The Age of Inductivism… ou pas

Un récent article de Barry Eichengreen a été très discuté sur la blogosphère américaine, souvent approuvé, parfois critiqué. La thèse de fond d’Eichengreen est que la crise financière et l’incapacité des économistes à l’anticiper a révélé non pas les insuffisances de la théorie (Eichengreen fait fort justement remarquer que l’on diposait des bons outils – économie de l’information, mechanism design, économie comportementale), mais de l’incapacité des économistes à utiliser à bon escient les outils à disposition. L’une des explications de l’auteur est une certaine incitation au conformisme académique, à suivre la mode. Face à ce constat assez sombre, Eichengreen voit toutefois une lueur d’espoir :

« But amid the pervading sense of gloom and doom, there is at least one reason for hope. The last ten years have seen a quiet revolution in the practice of economics. For years theorists held the intellectual high ground. With their mastery of sophisticated mathematics, they were the high-prestige members of the profession. The methods of empirical economists seeking to analyze real data were rudimentary by comparison

(…)

But the IT revolution has altered the lay of the intellectual land.

(…)

The data sets used in empirical economics today are enormous, with observations running into the millions. Some of this work is admittedly self-indulgent, with researchers seeking to top one another in applying the largest data set to the smallest problem. But now it is on the empirical side where the capacity to do high-quality research is expanding most dramatically, be the topic beer sales or asset pricing. And, revealingly, it is now empirically oriented graduate students who are the hot property when top doctoral programs seek to hire new faculty.

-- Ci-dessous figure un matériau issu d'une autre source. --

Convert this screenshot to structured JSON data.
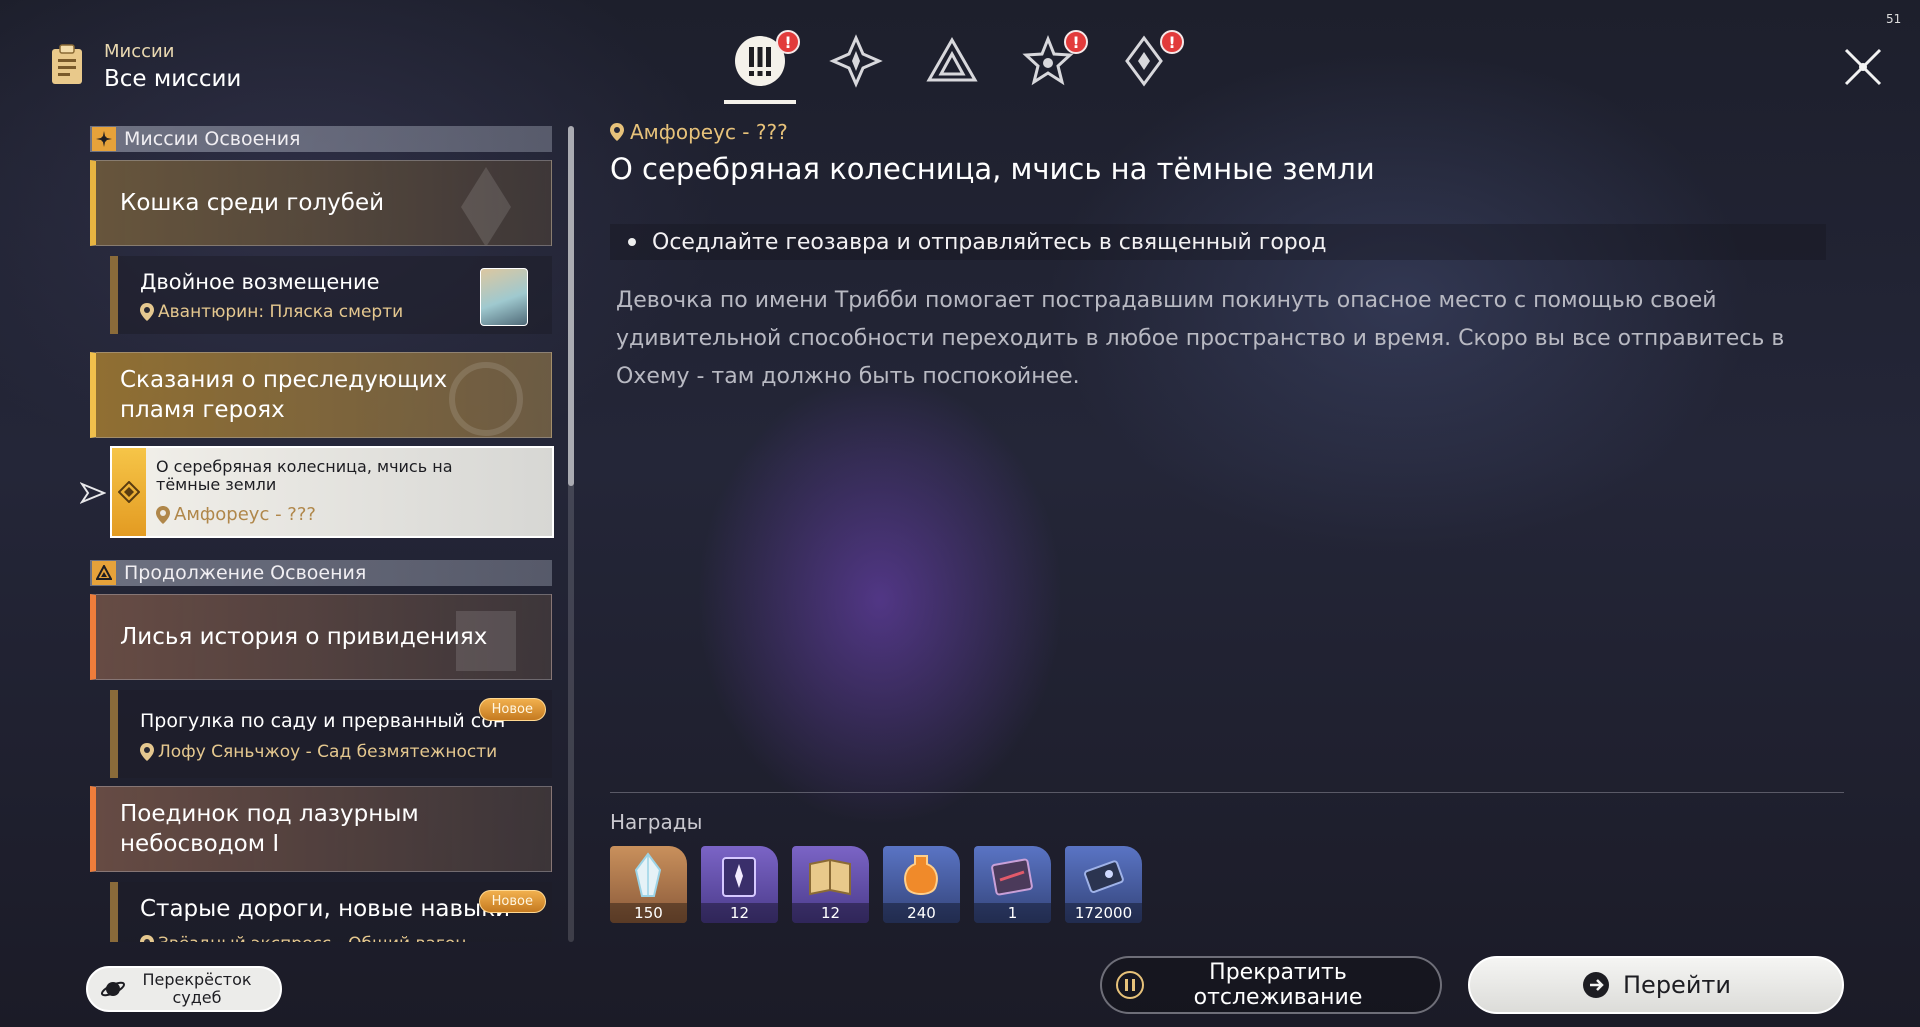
{
  "header": {
    "subtitle": "Миссии",
    "title": "Все миссии"
  },
  "fps": "51",
  "tabs": [
    {
      "icon": "trailblaze-missions-icon",
      "active": true,
      "badge": "!"
    },
    {
      "icon": "companion-missions-icon",
      "active": false,
      "badge": ""
    },
    {
      "icon": "adventure-missions-icon",
      "active": false,
      "badge": ""
    },
    {
      "icon": "event-missions-icon",
      "active": false,
      "badge": "!"
    },
    {
      "icon": "daily-missions-icon",
      "active": false,
      "badge": "!"
    }
  ],
  "list": {
    "sections": [
      {
        "label": "Миссии Освоения"
      },
      {
        "label": "Продолжение Освоения"
      }
    ],
    "missions": [
      {
        "title": "Кошка среди голубей"
      },
      {
        "title": "Сказания о преследующих пламя героях"
      },
      {
        "title": "Лисья история о привидениях"
      },
      {
        "title": "Поединок под лазурным небосводом I"
      }
    ],
    "subs": [
      {
        "title": "Двойное возмещение",
        "location": "Авантюрин: Пляска смерти"
      },
      {
        "title": "О серебряная колесница, мчись на тёмные земли",
        "location": "Амфореус - ???"
      },
      {
        "title": "Прогулка по саду и прерванный сон",
        "location": "Лофу Сяньчжоу - Сад безмятежности",
        "badge": "Новое"
      },
      {
        "title": "Старые дороги, новые навыки",
        "location": "Звёздный экспресс - Общий вагон",
        "badge": "Новое"
      }
    ]
  },
  "detail": {
    "location": "Амфореус - ???",
    "title": "О серебряная колесница, мчись на тёмные земли",
    "objective": "Оседлайте геозавра и отправляйтесь в священный город",
    "description": "Девочка по имени Трибби помогает пострадавшим покинуть опасное место с помощью своей удивительной способности переходить в любое пространство и время. Скоро вы все отправитесь в Охему - там должно быть поспокойнее.",
    "rewards_label": "Награды",
    "rewards": [
      {
        "icon": "stellar-jade-icon",
        "count": "150"
      },
      {
        "icon": "character-exp-material-icon",
        "count": "12"
      },
      {
        "icon": "traveler-guide-icon",
        "count": "12"
      },
      {
        "icon": "fuel-icon",
        "count": "240"
      },
      {
        "icon": "light-cone-exp-icon",
        "count": "1"
      },
      {
        "icon": "credit-icon",
        "count": "172000"
      }
    ]
  },
  "buttons": {
    "crossroads": "Перекрёсток судеб",
    "stop_tracking": "Прекратить отслеживание",
    "go": "Перейти"
  }
}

Not surprisingly, the best students have responded. The top young economists are, increasingly, empirically oriented. They are concerned not with theoretical flights of fancy but with the facts on the ground. To the extent that their work is rooted concretely in observation of the real world, it is less likely to sway with the latest fad and fashion. Or so one hopes. »

En adoptant une perspective plus empirique et inductive, il y aurait moins de chances que les économistes soient induit en erreur et qu’ils soient plus au fait de ce qui se passe dans le « monde réel ». Autant je suis d’accord sur les deux premiers points forts de la thèse d’Eichengreen (la théorie économique avait les outils adaptés mais un certain conformisme académique n’a pas permis un bon usage de ces outils), autant je suis sceptique sur cette dernière idée. Ceux qui ne le sont pas devraient écouter ce podcast avec l’économètre Ed Leamer et plus particulièrement les dix dernières minutes sur l’usage de l’économétrie par les économistes. Leamer est un économètre respecté dont on ne peut soupçonner une méconnaissance du sujet, et il est pourtant très critique sur les résultats auxquels permet d’aboutir l’économétrie : selon lui, il n’est pas un seul article d’économétrie ayant permi de faire émerger un consensus sur un point spécifique au sein de la profession. On peut aussi lire son article « Let’s Take the Con Out Of Econometrics« , qui commence certes à dater (1983) mais qui souligne déjà à quel point les techniques économétriques peinent à faire émerger des résultats concluants.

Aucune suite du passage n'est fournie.